Après avoir arrêté M. White dans sa villa, James Bond se rend compte que ce dernier fait partie de l’immense organisation à laquelle appartenait Le Chiffre. Il découvre que cette dernière est infiltrée partout dans le monde et dans toutes les sphères, dont le MI-6. Luttant pour ne pas faire de sa dernière mission une affaire personnelle, Bond se retrouve en Haïti sur les traces de Dominic Greene, un homme d’affaire impitoyable et un des piliers de la mystérieuse organisation.

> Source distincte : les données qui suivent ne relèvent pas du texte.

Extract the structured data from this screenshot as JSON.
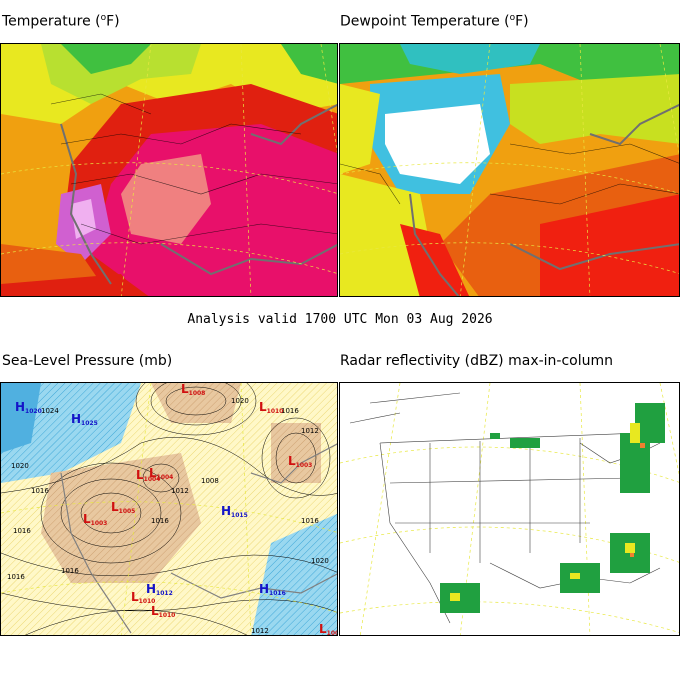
{
  "panels": {
    "temperature": {
      "title_main": "Temperature (",
      "title_sup": "o",
      "title_end": "F)"
    },
    "dewpoint": {
      "title_main": "Dewpoint Temperature (",
      "title_sup": "o",
      "title_end": "F)"
    },
    "pressure": {
      "title": "Sea-Level Pressure (mb)"
    },
    "radar": {
      "title": "Radar reflectivity (dBZ) max-in-column"
    }
  },
  "valid_time": "Analysis valid 1700 UTC Mon 03 Aug 2026",
  "pressure_centers": [
    {
      "type": "H",
      "value": "1020",
      "color": "#1414c8"
    },
    {
      "type": "H",
      "value": "1025",
      "color": "#1414c8"
    },
    {
      "type": "L",
      "value": "1008",
      "color": "#d01010"
    },
    {
      "type": "L",
      "value": "1010",
      "color": "#d01010"
    },
    {
      "type": "L",
      "value": "1003",
      "color": "#d01010"
    },
    {
      "type": "L",
      "value": "1004",
      "color": "#d01010"
    },
    {
      "type": "L",
      "value": "1005",
      "color": "#d01010"
    },
    {
      "type": "L",
      "value": "1003",
      "color": "#d01010"
    },
    {
      "type": "L",
      "value": "1004",
      "color": "#d01010"
    },
    {
      "type": "H",
      "value": "1015",
      "color": "#1414c8"
    },
    {
      "type": "H",
      "value": "1012",
      "color": "#1414c8"
    },
    {
      "type": "L",
      "value": "1010",
      "color": "#d01010"
    },
    {
      "type": "L",
      "value": "1010",
      "color": "#d01010"
    },
    {
      "type": "H",
      "value": "1016",
      "color": "#1414c8"
    },
    {
      "type": "L",
      "value": "1008",
      "color": "#d01010"
    }
  ],
  "isobar_labels": [
    "1016",
    "1016",
    "1020",
    "1024",
    "1020",
    "1016",
    "1012",
    "1008",
    "1012",
    "1016",
    "1020",
    "1016",
    "1016",
    "1016",
    "1012"
  ],
  "colors": {
    "temp_hot": "#e8106a",
    "temp_warm": "#e02010",
    "temp_mild": "#f0a010",
    "temp_cool": "#e8e820",
    "dew_dry": "#ffffff",
    "dew_moist": "#f02010",
    "slp_low": "#d8a878",
    "slp_high": "#40b0e0",
    "radar_echo": "#20a040"
  }
}
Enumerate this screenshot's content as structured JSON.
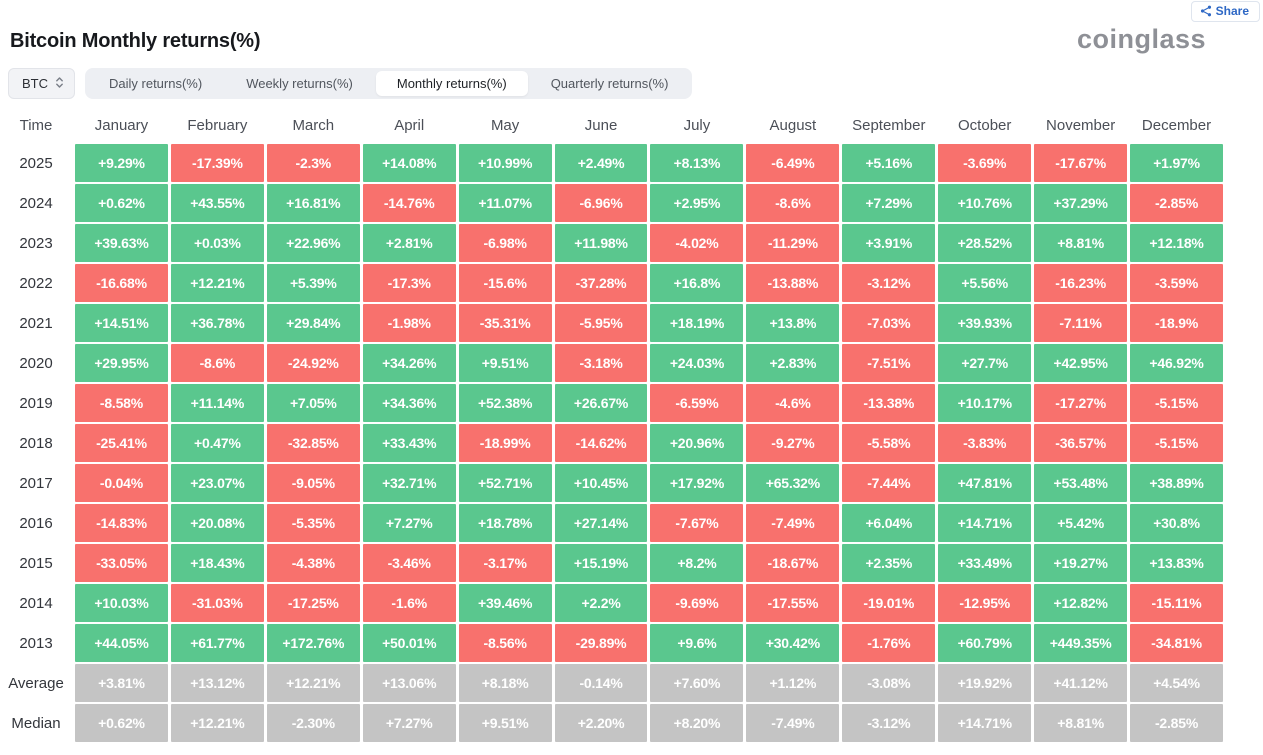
{
  "header": {
    "title": "Bitcoin Monthly returns(%)",
    "logo_text": "coinglass",
    "share_button": {
      "label": "Share",
      "icon": "share-nodes-icon"
    }
  },
  "controls": {
    "coin_selector": {
      "value": "BTC",
      "icon": "updown-chevrons-icon"
    },
    "tabs": [
      {
        "label": "Daily returns(%)",
        "active": false
      },
      {
        "label": "Weekly returns(%)",
        "active": false
      },
      {
        "label": "Monthly returns(%)",
        "active": true
      },
      {
        "label": "Quarterly returns(%)",
        "active": false
      }
    ]
  },
  "colors": {
    "positive_green": "#5ac78e",
    "negative_red": "#f8716d",
    "stat_gray": "#c4c4c4",
    "accent_blue": "#2e68c5"
  },
  "chart_data": {
    "type": "heatmap",
    "title": "Bitcoin Monthly returns(%)",
    "time_column_header": "Time",
    "columns": [
      "January",
      "February",
      "March",
      "April",
      "May",
      "June",
      "July",
      "August",
      "September",
      "October",
      "November",
      "December"
    ],
    "color_rule": "year rows: positive=green, negative=red; Average/Median rows: gray",
    "rows": [
      {
        "label": "2025",
        "kind": "year",
        "values": [
          "+9.29%",
          "-17.39%",
          "-2.3%",
          "+14.08%",
          "+10.99%",
          "+2.49%",
          "+8.13%",
          "-6.49%",
          "+5.16%",
          "-3.69%",
          "-17.67%",
          "+1.97%"
        ]
      },
      {
        "label": "2024",
        "kind": "year",
        "values": [
          "+0.62%",
          "+43.55%",
          "+16.81%",
          "-14.76%",
          "+11.07%",
          "-6.96%",
          "+2.95%",
          "-8.6%",
          "+7.29%",
          "+10.76%",
          "+37.29%",
          "-2.85%"
        ]
      },
      {
        "label": "2023",
        "kind": "year",
        "values": [
          "+39.63%",
          "+0.03%",
          "+22.96%",
          "+2.81%",
          "-6.98%",
          "+11.98%",
          "-4.02%",
          "-11.29%",
          "+3.91%",
          "+28.52%",
          "+8.81%",
          "+12.18%"
        ]
      },
      {
        "label": "2022",
        "kind": "year",
        "values": [
          "-16.68%",
          "+12.21%",
          "+5.39%",
          "-17.3%",
          "-15.6%",
          "-37.28%",
          "+16.8%",
          "-13.88%",
          "-3.12%",
          "+5.56%",
          "-16.23%",
          "-3.59%"
        ]
      },
      {
        "label": "2021",
        "kind": "year",
        "values": [
          "+14.51%",
          "+36.78%",
          "+29.84%",
          "-1.98%",
          "-35.31%",
          "-5.95%",
          "+18.19%",
          "+13.8%",
          "-7.03%",
          "+39.93%",
          "-7.11%",
          "-18.9%"
        ]
      },
      {
        "label": "2020",
        "kind": "year",
        "values": [
          "+29.95%",
          "-8.6%",
          "-24.92%",
          "+34.26%",
          "+9.51%",
          "-3.18%",
          "+24.03%",
          "+2.83%",
          "-7.51%",
          "+27.7%",
          "+42.95%",
          "+46.92%"
        ]
      },
      {
        "label": "2019",
        "kind": "year",
        "values": [
          "-8.58%",
          "+11.14%",
          "+7.05%",
          "+34.36%",
          "+52.38%",
          "+26.67%",
          "-6.59%",
          "-4.6%",
          "-13.38%",
          "+10.17%",
          "-17.27%",
          "-5.15%"
        ]
      },
      {
        "label": "2018",
        "kind": "year",
        "values": [
          "-25.41%",
          "+0.47%",
          "-32.85%",
          "+33.43%",
          "-18.99%",
          "-14.62%",
          "+20.96%",
          "-9.27%",
          "-5.58%",
          "-3.83%",
          "-36.57%",
          "-5.15%"
        ]
      },
      {
        "label": "2017",
        "kind": "year",
        "values": [
          "-0.04%",
          "+23.07%",
          "-9.05%",
          "+32.71%",
          "+52.71%",
          "+10.45%",
          "+17.92%",
          "+65.32%",
          "-7.44%",
          "+47.81%",
          "+53.48%",
          "+38.89%"
        ]
      },
      {
        "label": "2016",
        "kind": "year",
        "values": [
          "-14.83%",
          "+20.08%",
          "-5.35%",
          "+7.27%",
          "+18.78%",
          "+27.14%",
          "-7.67%",
          "-7.49%",
          "+6.04%",
          "+14.71%",
          "+5.42%",
          "+30.8%"
        ]
      },
      {
        "label": "2015",
        "kind": "year",
        "values": [
          "-33.05%",
          "+18.43%",
          "-4.38%",
          "-3.46%",
          "-3.17%",
          "+15.19%",
          "+8.2%",
          "-18.67%",
          "+2.35%",
          "+33.49%",
          "+19.27%",
          "+13.83%"
        ]
      },
      {
        "label": "2014",
        "kind": "year",
        "values": [
          "+10.03%",
          "-31.03%",
          "-17.25%",
          "-1.6%",
          "+39.46%",
          "+2.2%",
          "-9.69%",
          "-17.55%",
          "-19.01%",
          "-12.95%",
          "+12.82%",
          "-15.11%"
        ]
      },
      {
        "label": "2013",
        "kind": "year",
        "values": [
          "+44.05%",
          "+61.77%",
          "+172.76%",
          "+50.01%",
          "-8.56%",
          "-29.89%",
          "+9.6%",
          "+30.42%",
          "-1.76%",
          "+60.79%",
          "+449.35%",
          "-34.81%"
        ]
      },
      {
        "label": "Average",
        "kind": "stat",
        "values": [
          "+3.81%",
          "+13.12%",
          "+12.21%",
          "+13.06%",
          "+8.18%",
          "-0.14%",
          "+7.60%",
          "+1.12%",
          "-3.08%",
          "+19.92%",
          "+41.12%",
          "+4.54%"
        ]
      },
      {
        "label": "Median",
        "kind": "stat",
        "values": [
          "+0.62%",
          "+12.21%",
          "-2.30%",
          "+7.27%",
          "+9.51%",
          "+2.20%",
          "+8.20%",
          "-7.49%",
          "-3.12%",
          "+14.71%",
          "+8.81%",
          "-2.85%"
        ]
      }
    ]
  }
}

Épaulé par Camille, l’ex petite-amie de Greene, Bond va le poursuivre jusque dans le désert de Bolivie afin de le contrer avant qu’il ne prenne le contrôle de l’une des ressources naturelles les plus importantes au monde, et tenter, par la même occasion, de percer le secret de la fameuse organisation.

Qui dit production rapide, dit film court. Quantum of Solace étend son récit sur une durée d’à peine 100 minutes. Le film en a dérouté plus d’un à sa sortie puisqu’il distille une nervosité perpétuelle qui ne ressemble pas au rythme habituel d’un James Bond. Pour autant, Quantum of Solace n’est pas dénué de qualité. Le film de Marc Forster arrive à instaurer une intrigue politique propre au corpus de ce qui fait une bonne intrigue d’un film Bond. Tous les ingrédients qui nous font aimer la saga s’y retrouvent : l’aspect politique, les enjeux financiers, un méchant atypique et les séquences explosives. La courte durée du film lui confère une belle dynamique et ne manque pas de perpétuer le travail du film précédent dans sa volonté d’ancrer le héros dans une intrigue sombre et plausible. Pour l’aspect terrifiant des événements, le film doit beaucoup à son antagoniste.

Antagoniste

Tout juste auréolé de son second César du meilleur acteur pour Le Scaphandre et le Papillon, il est très étonnant de retrouver Mathieu Amalric dans le rôle de Dominic Greene. Absent d’ailleurs de la cérémonie cette année-là, puisqu’il était retenu sur le tournage de Quantum of Solace, Amalric amorçait à peine sa découverte du cinéma international. Il avait tenu un petit rôle chez Steven Spielberg en 2005 dans Munich (dans lequel figurait également Daniel Craig) ainsi que dans Marie-Antoinette de Sofia Coppola. Quantum of Solace est son premier grand rôle dans une production internationale. Rôle à contre-courant de ses choix habituels, lui que l’on connaît pour une certaine retenue et son attirance naturelle pour le cinéma d’auteur, Amalric apporte une dimension réaliste à son personnage qui fait froid dans le dos.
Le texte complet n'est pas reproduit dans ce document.